18. \( \frac{b^{2}+4 b+4}{2 b^{2}-8} \cdot \frac{3 b-6}{4 b} \)

Let's simplify the given expression step by step: 1. **Factor all parts of the expression** where possible: - The numerator \( b^2 + 4b + 4 \) can be factored as \( (b + 2)^2 \). - The denominator \( 2b^2 - 8 \) can be factored as \( 2(b^2 - 4) = 2(b - 2)(b + 2) \). - The numerator \( 3b - 6 \) can be factored as \( 3(b - 2) \). - The denominator \( 4b \) remains as is.
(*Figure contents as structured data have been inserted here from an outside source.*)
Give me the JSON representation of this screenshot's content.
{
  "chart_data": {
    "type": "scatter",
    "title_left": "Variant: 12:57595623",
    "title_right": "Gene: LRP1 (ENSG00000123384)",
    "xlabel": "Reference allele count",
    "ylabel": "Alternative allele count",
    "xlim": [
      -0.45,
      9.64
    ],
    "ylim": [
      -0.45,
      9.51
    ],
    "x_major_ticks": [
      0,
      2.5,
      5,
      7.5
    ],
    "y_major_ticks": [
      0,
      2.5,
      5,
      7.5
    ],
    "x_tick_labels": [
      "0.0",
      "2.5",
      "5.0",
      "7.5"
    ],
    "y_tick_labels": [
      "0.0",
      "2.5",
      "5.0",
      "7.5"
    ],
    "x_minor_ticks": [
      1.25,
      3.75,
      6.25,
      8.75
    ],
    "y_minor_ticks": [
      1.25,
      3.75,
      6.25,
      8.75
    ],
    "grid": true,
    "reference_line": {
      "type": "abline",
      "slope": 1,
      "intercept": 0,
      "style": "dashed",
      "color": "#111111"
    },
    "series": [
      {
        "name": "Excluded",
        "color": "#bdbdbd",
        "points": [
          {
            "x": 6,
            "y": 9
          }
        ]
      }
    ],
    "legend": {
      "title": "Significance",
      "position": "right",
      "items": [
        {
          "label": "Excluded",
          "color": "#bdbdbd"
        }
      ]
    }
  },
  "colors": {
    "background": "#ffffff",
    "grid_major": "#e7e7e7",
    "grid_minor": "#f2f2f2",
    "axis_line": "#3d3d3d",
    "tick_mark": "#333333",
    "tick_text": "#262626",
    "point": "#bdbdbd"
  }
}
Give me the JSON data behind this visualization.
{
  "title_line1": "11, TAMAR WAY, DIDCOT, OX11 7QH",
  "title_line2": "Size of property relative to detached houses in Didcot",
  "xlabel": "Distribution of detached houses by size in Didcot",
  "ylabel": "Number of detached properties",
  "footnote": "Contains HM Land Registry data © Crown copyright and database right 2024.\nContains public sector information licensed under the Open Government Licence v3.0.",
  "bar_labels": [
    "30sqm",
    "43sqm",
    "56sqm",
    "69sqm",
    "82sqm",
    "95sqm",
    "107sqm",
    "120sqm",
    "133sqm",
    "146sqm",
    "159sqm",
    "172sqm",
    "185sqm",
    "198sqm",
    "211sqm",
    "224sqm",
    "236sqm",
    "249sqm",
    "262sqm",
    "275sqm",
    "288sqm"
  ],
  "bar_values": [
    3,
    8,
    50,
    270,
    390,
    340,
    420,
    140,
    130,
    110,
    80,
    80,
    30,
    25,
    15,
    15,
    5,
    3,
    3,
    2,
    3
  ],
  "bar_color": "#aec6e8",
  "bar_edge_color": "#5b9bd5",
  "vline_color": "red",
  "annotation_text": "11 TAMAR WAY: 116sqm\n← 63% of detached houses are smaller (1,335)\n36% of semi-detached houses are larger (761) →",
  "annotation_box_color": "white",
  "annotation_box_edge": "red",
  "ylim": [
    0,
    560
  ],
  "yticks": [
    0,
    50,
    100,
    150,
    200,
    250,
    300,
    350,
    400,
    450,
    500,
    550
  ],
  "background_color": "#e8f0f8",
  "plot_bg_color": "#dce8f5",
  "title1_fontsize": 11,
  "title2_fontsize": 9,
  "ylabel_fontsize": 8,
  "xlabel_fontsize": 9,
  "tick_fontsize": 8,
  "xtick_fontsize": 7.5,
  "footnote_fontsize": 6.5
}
Now, we can rewrite the entire expression with the factors: \[ \frac{(b + 2)^2}{2(b - 2)(b + 2)} \cdot \frac{3(b - 2)}{4b} \] 2. **Cancel common factors**: - The \( (b + 2) \) in the numerator of the first fraction can cancel with the \( (b + 2) \) in the denominator. - The \( (b - 2) \) in the numerator of the second fraction can cancel with the \( (b - 2) \) in the denominator from the first fraction. After canceling, we get: \[ \frac{(b + 2) \cdot 3}{2 \cdot 4b} = \frac{3(b + 2)}{8b} \] 3. **Final expression**: Thus, the simplified expression is: \[ \frac{3(b + 2)}{8b} \] This is the final result of simplifying the initial expression.